Identifier des sources d’appoint en eau adéquates pour le site d’Echassières

Les études menées depuis l’hiver 2022 par la société Antea ont pour objectif, entre autres, de localiser les cours d’eau ou les nappes souterraines dans lesquelles il serait possible de trouver les ressources nécessaires. « Afin de s'assurer de trouver une source d'eau suffisante et de ne pas perturber les capacités d'adaptation du milieu naturel, nous avons mené nos recherches sur un périmètre large, allant bien au-delà du massif de la Bosse » note Fabrice Frebourg.

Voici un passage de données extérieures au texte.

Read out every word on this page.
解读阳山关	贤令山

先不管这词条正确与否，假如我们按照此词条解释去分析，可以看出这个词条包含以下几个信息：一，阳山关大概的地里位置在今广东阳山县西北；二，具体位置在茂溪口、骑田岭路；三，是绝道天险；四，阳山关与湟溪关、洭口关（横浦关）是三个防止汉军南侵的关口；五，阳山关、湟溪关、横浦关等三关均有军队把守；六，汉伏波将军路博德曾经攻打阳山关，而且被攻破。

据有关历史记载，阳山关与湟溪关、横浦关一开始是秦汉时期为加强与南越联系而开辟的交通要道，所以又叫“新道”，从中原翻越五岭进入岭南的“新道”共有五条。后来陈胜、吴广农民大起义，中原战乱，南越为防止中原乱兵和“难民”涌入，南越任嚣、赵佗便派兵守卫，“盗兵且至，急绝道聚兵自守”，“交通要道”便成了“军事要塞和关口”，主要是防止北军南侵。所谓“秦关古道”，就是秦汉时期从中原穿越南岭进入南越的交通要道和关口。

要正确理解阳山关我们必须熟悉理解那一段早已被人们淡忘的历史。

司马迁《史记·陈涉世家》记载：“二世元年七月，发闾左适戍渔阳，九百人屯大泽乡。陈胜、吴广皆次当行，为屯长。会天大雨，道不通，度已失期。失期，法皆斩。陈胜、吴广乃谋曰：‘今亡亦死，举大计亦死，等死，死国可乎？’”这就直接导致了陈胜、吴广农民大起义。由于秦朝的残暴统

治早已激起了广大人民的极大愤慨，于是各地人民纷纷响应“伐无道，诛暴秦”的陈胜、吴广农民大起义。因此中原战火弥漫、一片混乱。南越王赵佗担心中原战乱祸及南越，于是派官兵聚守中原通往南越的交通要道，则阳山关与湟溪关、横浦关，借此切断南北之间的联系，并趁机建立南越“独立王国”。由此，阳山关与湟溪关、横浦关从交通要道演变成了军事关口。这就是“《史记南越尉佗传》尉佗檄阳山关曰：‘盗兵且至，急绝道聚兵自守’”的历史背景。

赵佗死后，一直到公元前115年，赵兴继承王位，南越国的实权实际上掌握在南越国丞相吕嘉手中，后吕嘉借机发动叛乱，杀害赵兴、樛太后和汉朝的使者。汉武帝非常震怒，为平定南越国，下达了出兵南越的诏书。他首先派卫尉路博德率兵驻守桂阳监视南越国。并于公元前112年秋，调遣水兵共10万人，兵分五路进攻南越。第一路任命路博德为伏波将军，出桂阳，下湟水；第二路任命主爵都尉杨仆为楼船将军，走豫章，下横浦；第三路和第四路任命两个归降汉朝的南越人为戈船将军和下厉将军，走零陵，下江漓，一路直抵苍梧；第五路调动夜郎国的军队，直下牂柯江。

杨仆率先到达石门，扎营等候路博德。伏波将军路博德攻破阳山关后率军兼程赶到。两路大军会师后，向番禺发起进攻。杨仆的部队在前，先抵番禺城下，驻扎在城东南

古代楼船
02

La Sioule, rivière située à une vingtaine de kilomètres du site, répondrait à ces critères. «Les études, basées sur les informations fournies notamment par la Commission Locale de l’Eau (CLE) indiquent que nos besoins d’appoint représentent un millième du débit moyen de la Sioule » détaille Fabrice Frébourg. Et de nuancer : « Nous étudions aussi des solutions d'optimisation afin d’anticiper les épisodes les plus secs dans l'année. Une des pistes envisagées serait d’utiliser les réserves créées par ailleurs par les activités d’exploitation du kaolin. »

Alimentation en eaux usées du site de conversion du lithium à l’étude

La dernière étape du processus vise à passer du concentré de mica contenant du lithium à une poudre d’hydroxyde de lithium utilisable par les fabricants de batteries électriques. Entrent alors en œuvre des procédés de calcination, purification et cristallisation réalisés dans une usine de conversion.

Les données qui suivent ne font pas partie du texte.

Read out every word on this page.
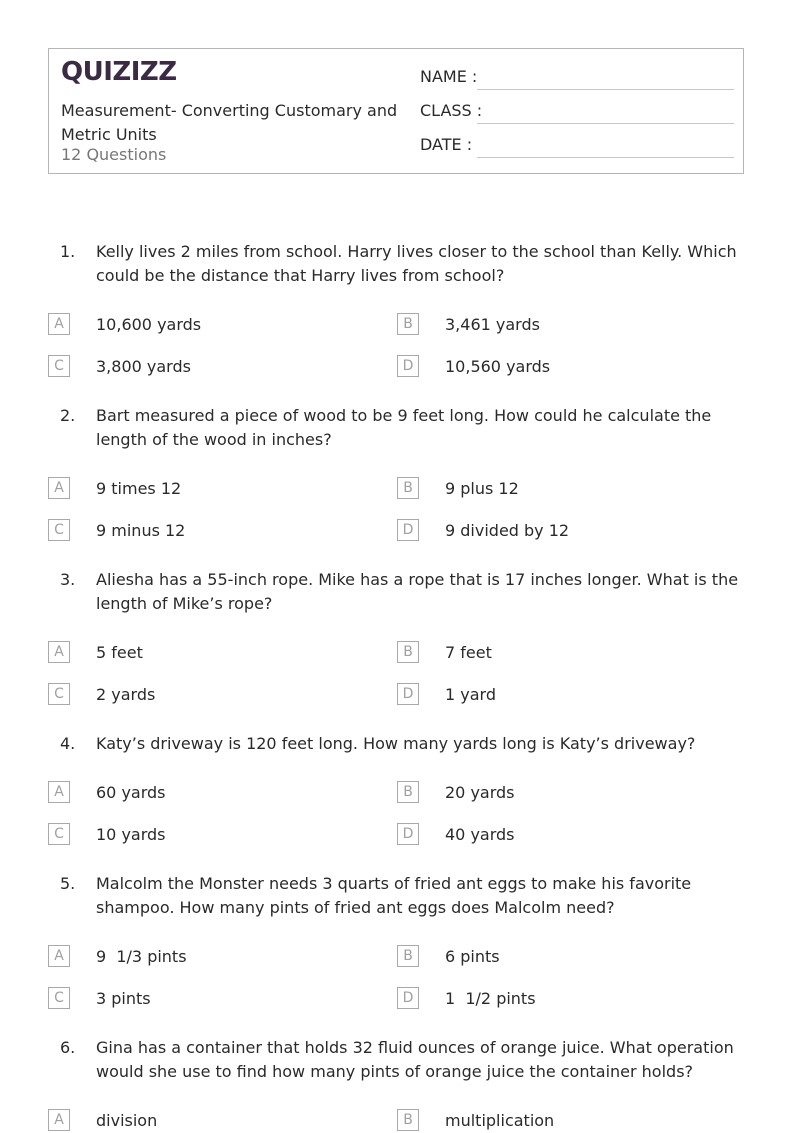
QUIZIZZ
Measurement- Converting Customary and Metric Units
12 Questions
NAME :
CLASS :
DATE :
1. Kelly lives 2 miles from school. Harry lives closer to the school than Kelly. Which could be the distance that Harry lives from school?
A	10,600 yards	B	3,461 yards
C	3,800 yards	D	10,560 yards
2. Bart measured a piece of wood to be 9 feet long. How could he calculate the length of the wood in inches?
A	9 times 12	B	9 plus 12
C	9 minus 12	D	9 divided by 12
3. Aliesha has a 55-inch rope. Mike has a rope that is 17 inches longer. What is the length of Mike’s rope?
A	5 feet	B	7 feet
C	2 yards	D	1 yard
4. Katy’s driveway is 120 feet long. How many yards long is Katy’s driveway?
A	60 yards	B	20 yards
C	10 yards	D	40 yards
5. Malcolm the Monster needs 3 quarts of fried ant eggs to make his favorite shampoo. How many pints of fried ant eggs does Malcolm need?
A	9  1/3 pints	B	6 pints
C	3 pints	D	1  1/2 pints
6. Gina has a container that holds 32 fluid ounces of orange juice. What operation would she use to find how many pints of orange juice the container holds?
A	division	B	multiplication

L’eau étant également indispensable au processus de conversion, Imerys étudie toutes les solutions d’approvisionnement compatibles avec un usage raisonné des ressources naturelles. « D’après les premières estimations basées sur les tests en laboratoire, la consommation d’eau nette devrait se situer autour de 50 m3 par heure, soit environ 400 000 m3 par an », estime Fabrice Frébourg. « Une des pistes que nous étudions actuellement est  celle du recyclage des eaux grises provenant des stations d’épuration. On éviterait ainsi de nouveaux prélèvements dans les milieux naturels. De plus, les rejets après traitement réintégreront ensuite les cours d’eau en répondant aux normes strictes en vigueur. Pour ces raisons, la réutilisation de ces eaux usées traitées (REUT) est une solution à la fois innovante et porteuse d’avenir, qui a vocation à se généraliser de plus en plus en France dans le secteur industriel. »
Ces propos confirment la volonté d’Imerys de conduire un projet qui prenne au maximum en compte les enjeux cruciaux liés à la gestion de l’eau. Les premières conclusions des études en cours sur ce thème devraient être finalisées avant la fin 2023.

Le site de conversion du lithium du projet EMILI pourrait être alimenté en eaux usées par une station d’épuration pour éviter des prélèvements en milieu naturel.

Le site de conversion du lithium du projet EMILI pourrait être alimenté en eaux usées par une station d’épuration pour éviter des prélèvements en milieu naturel.

Quelle consommation globale en eau pour le projet de lithium EMILI?

De manière globale, la consommation d’eau sur l’ensemble du procédé serait tout à fait comparable à nombre d'autres activités industrielles en France. Pour rappel, la consommation d’eau de l’industrie représente moins de 5 % de la consommation totale d’eau en France. En supposant que la production d'une tonne d'hydroxyde de lithium nécessite une consommation brute de 65 m3 d'eau (hypothèse tenant compte du traitement des eaux usées d'une station d’épuration pour la conversion), la production d'une batterie pour véhicule électrique entraînerait une consommation équivalente à celle d’un foyer de quatre personnes pendant 4 jours. Sans oublier que cette batterie sera utilisée pendant 10 ans, voire davantage si elle est recyclée. Ce niveau de consommation d’eau est aussi 5 à 15 fois moins que l’eau nécessaire pour la production de lithium dans les salars sud-américains (étendue naturelle de sels -principalement du chlorure de sodium- pouvant être totalement ou partiellement recouverte d'une petite couche d'eau).